Omeka Collection¶
The source of truth for content, the Bergen-Belsen archive managed in Omeka, and how items are pulled into the pipeline.
Omeka is the content management system curators use to hold the collection: items with titles, descriptions, media, and metadata. It is the authored, human side of the system, the place experts add and maintain material.
The engine never reads Omeka live at request time. Instead, content is extracted on a schedule into a representation tuned for retrieval (vectors + tags in Qdrant). This keeps two concerns apart:
- Curation: slow, careful, human, in Omeka.
- Retrieval: fast, machine, in the vector store.
Extraction is the bridge between them: read the authored truth, transform it into something the engine can search in milliseconds.
Tooling lives in the omeka-tools repo, a read-only Omeka Classic client plus
pipeline notebooks (extract → analyze → knowledge-graph → Qdrant) for the Bergen-Belsen
collection.
flowchart LR
api["Omeka REST API"] --> client["read-only client"]
client --> parquet["items (Parquet)"]
parquet --> filter["filter by id / word_count"]
filter --> ingest["ingest_content.py"]
ingest --> qd[("Qdrant")]
classDef store fill:#EFEAE0,stroke:#A8895B,color:#423D34;
class qd store;
- Extract: read items via the Omeka client, persist to Parquet.

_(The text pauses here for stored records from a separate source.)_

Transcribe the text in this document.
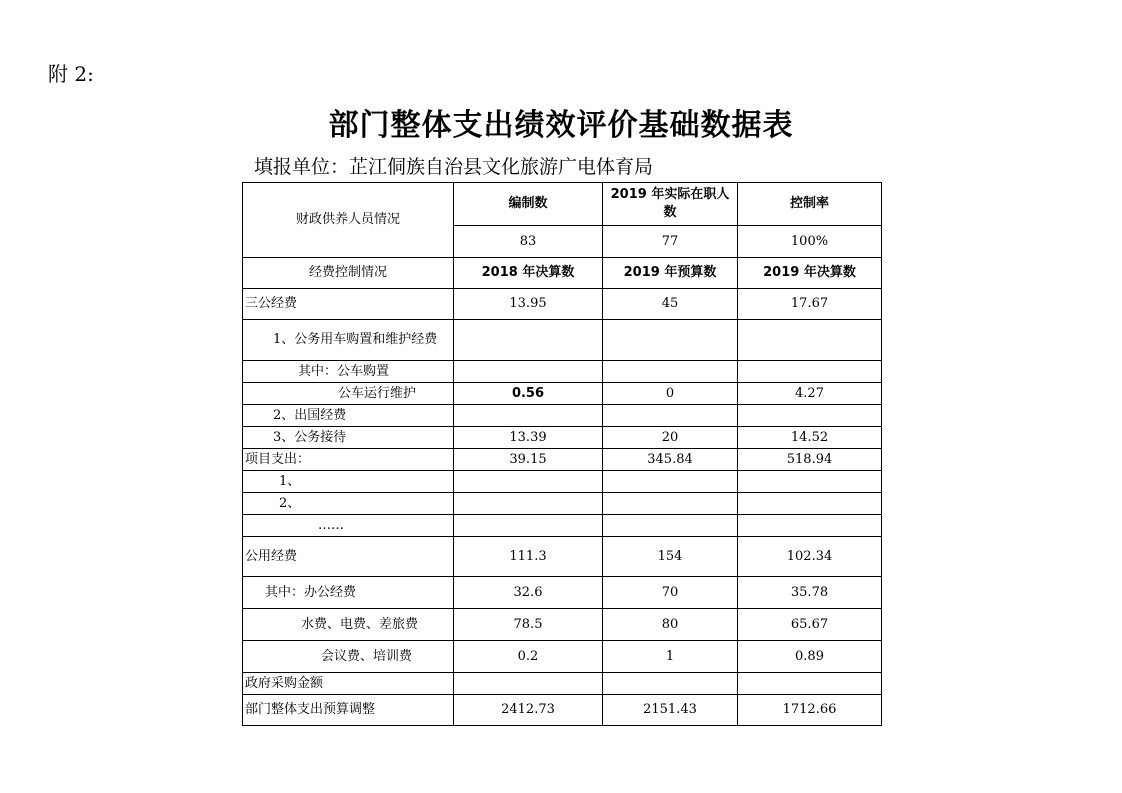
附 2:
部门整体支出绩效评价基础数据表
填报单位：芷江侗族自治县文化旅游广电体育局
财政供养人员情况	编制数	2019 年实际在职人数	控制率
	83	77	100%
经费控制情况	2018 年决算数	2019 年预算数	2019 年决算数
三公经费	13.95	45	17.67
1、公务用车购置和维护经费			
其中：公车购置			
公车运行维护	0.56	0	4.27
2、出国经费			
3、公务接待	13.39	20	14.52
项目支出：	39.15	345.84	518.94
1、			
2、			
……			
公用经费	111.3	154	102.34
其中：办公经费	32.6	70	35.78
水费、电费、差旅费	78.5	80	65.67
会议费、培训费	0.2	1	0.89
政府采购金额			
部门整体支出预算调整	2412.73	2151.43	1712.66
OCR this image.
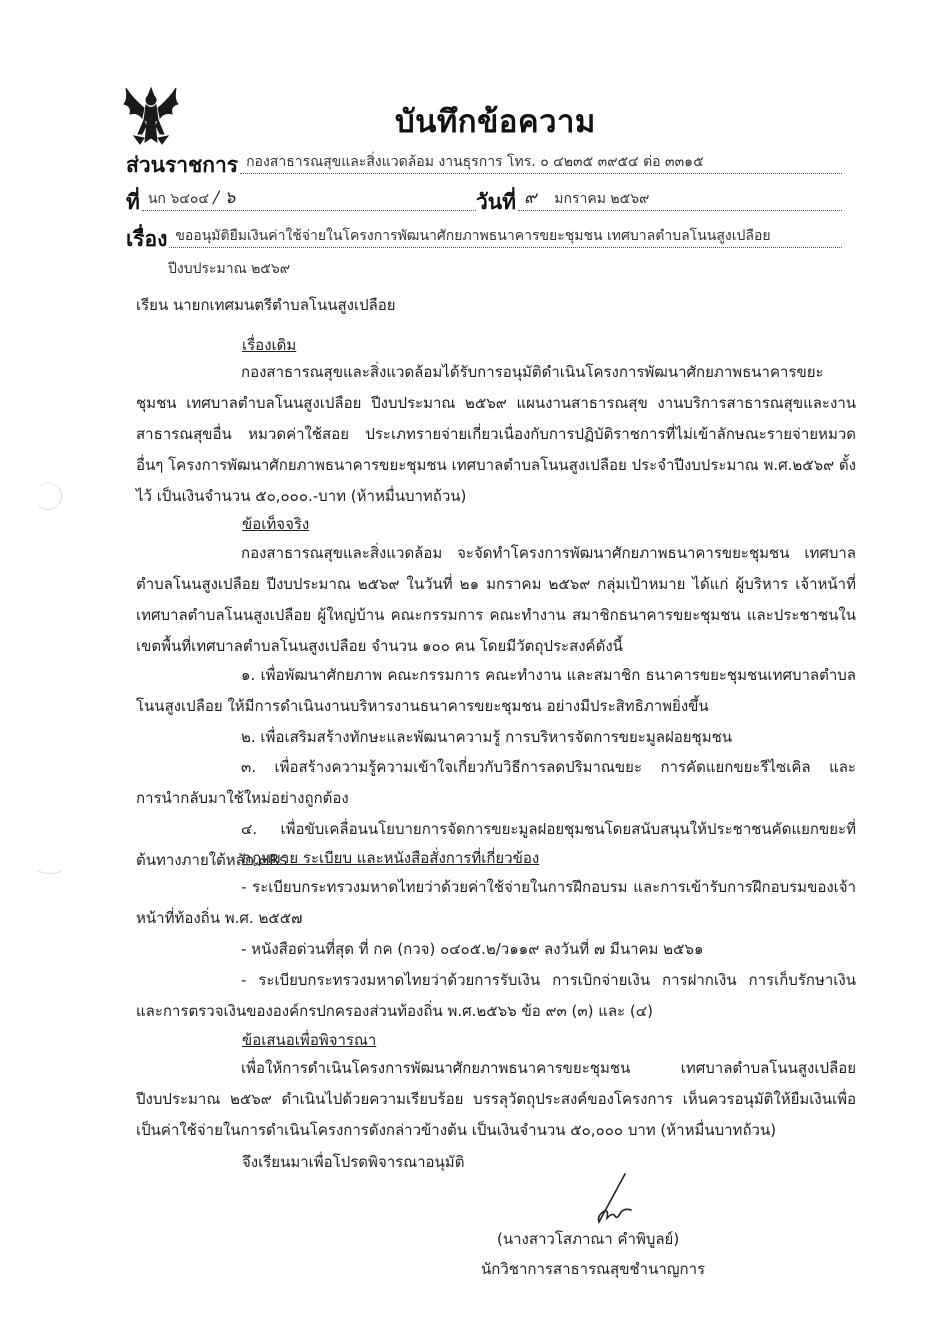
บันทึกข้อความ
ส่วนราชการ กองสาธารณสุขและสิ่งแวดล้อม งานธุรการ โทร. ๐ ๔๒๓๕ ๓๙๕๔ ต่อ ๓๓๑๕
ที่ นก ๖๔๐๔ / ๖	วันที่ ๙ มกราคม ๒๕๖๙
เรื่อง ขออนุมัติยืมเงินค่าใช้จ่ายในโครงการพัฒนาศักยภาพธนาคารขยะชุมชน เทศบาลตำบลโนนสูงเปลือย
ปีงบประมาณ ๒๕๖๙
เรียน นายกเทศมนตรีตำบลโนนสูงเปลือย
เรื่องเดิม
กองสาธารณสุขและสิ่งแวดล้อมได้รับการอนุมัติดำเนินโครงการพัฒนาศักยภาพธนาคารขยะชุมชน เทศบาลตำบลโนนสูงเปลือย ปีงบประมาณ ๒๕๖๙ แผนงานสาธารณสุข งานบริการสาธารณสุขและงานสาธารณสุขอื่น หมวดค่าใช้สอย ประเภทรายจ่ายเกี่ยวเนื่องกับการปฏิบัติราชการที่ไม่เข้าลักษณะรายจ่ายหมวดอื่นๆ โครงการพัฒนาศักยภาพธนาคารขยะชุมชน เทศบาลตำบลโนนสูงเปลือย ประจำปีงบประมาณ พ.ศ.๒๕๖๙ ตั้งไว้ เป็นเงินจำนวน ๕๐,๐๐๐.-บาท (ห้าหมื่นบาทถ้วน)
ข้อเท็จจริง
กองสาธารณสุขและสิ่งแวดล้อม จะจัดทำโครงการพัฒนาศักยภาพธนาคารขยะชุมชน เทศบาลตำบลโนนสูงเปลือย ปีงบประมาณ ๒๕๖๙ ในวันที่ ๒๑ มกราคม ๒๕๖๙ กลุ่มเป้าหมาย ได้แก่ ผู้บริหาร เจ้าหน้าที่เทศบาลตำบลโนนสูงเปลือย ผู้ใหญ่บ้าน คณะกรรมการ คณะทำงาน สมาชิกธนาคารขยะชุมชน และประชาชนในเขตพื้นที่เทศบาลตำบลโนนสูงเปลือย จำนวน ๑๐๐ คน โดยมีวัตถุประสงค์ดังนี้
๑. เพื่อพัฒนาศักยภาพ คณะกรรมการ คณะทำงาน และสมาชิก ธนาคารขยะชุมชนเทศบาลตำบลโนนสูงเปลือย ให้มีการดำเนินงานบริหารงานธนาคารขยะชุมชน อย่างมีประสิทธิภาพยิ่งขึ้น
๒. เพื่อเสริมสร้างทักษะและพัฒนาความรู้ การบริหารจัดการขยะมูลฝอยชุมชน
๓. เพื่อสร้างความรู้ความเข้าใจเกี่ยวกับวิธีการลดปริมาณขยะ การคัดแยกขยะรีไซเคิล และการนำกลับมาใช้ใหม่อย่างถูกต้อง
๔. เพื่อขับเคลื่อนนโยบายการจัดการขยะมูลฝอยชุมชนโดยสนับสนุนให้ประชาชนคัดแยกขยะที่ต้นทางภายใต้หลัก ๓Rs
กฎหมาย ระเบียบ และหนังสือสั่งการที่เกี่ยวข้อง
- ระเบียบกระทรวงมหาดไทยว่าด้วยค่าใช้จ่ายในการฝึกอบรม และการเข้ารับการฝึกอบรมของเจ้าหน้าที่ท้องถิ่น พ.ศ. ๒๕๕๗
- หนังสือด่วนที่สุด ที่ กค (กวจ) ๐๔๐๕.๒/ว๑๑๙ ลงวันที่ ๗ มีนาคม ๒๕๖๑
- ระเบียบกระทรวงมหาดไทยว่าด้วยการรับเงิน การเบิกจ่ายเงิน การฝากเงิน การเก็บรักษาเงิน และการตรวจเงินขององค์กรปกครองส่วนท้องถิ่น พ.ศ.๒๕๖๖ ข้อ ๙๓ (๓) และ (๔)
ข้อเสนอเพื่อพิจารณา
เพื่อให้การดำเนินโครงการพัฒนาศักยภาพธนาคารขยะชุมชน เทศบาลตำบลโนนสูงเปลือย ปีงบประมาณ ๒๕๖๙ ดำเนินไปด้วยความเรียบร้อย บรรลุวัตถุประสงค์ของโครงการ เห็นควรอนุมัติให้ยืมเงินเพื่อเป็นค่าใช้จ่ายในการดำเนินโครงการดังกล่าวข้างต้น เป็นเงินจำนวน ๕๐,๐๐๐ บาท (ห้าหมื่นบาทถ้วน)
จึงเรียนมาเพื่อโปรดพิจารณาอนุมัติ
(นางสาวโสภาณา คำพิบูลย์)
นักวิชาการสาธารณสุขชำนาญการ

- Filter: drop items below a word-count floor; select by id.
- Ingest:
ai_engine.search.ingest_contentencodes text and upsertsPointStructs with datetime + geo payload indices (see Search subsystem).
The item shape in code is ai_engine.common.Item (id, title, text, public_url,
locations, geo_metadata, time_metadata, files_url) with derived word_count /
image_url, rendered in the Code reference.
In the exhibition
Bergen-Belsen material is held in a private Omeka Classic collection. Much of it was
digitised in past projects; for the MEMORISE exhibition (Nov 2024 to May 2025) new
material was added and curated into mini-exhibitions for the 3D Panoramic Display.
omeka-tools is read-only (no write support yet).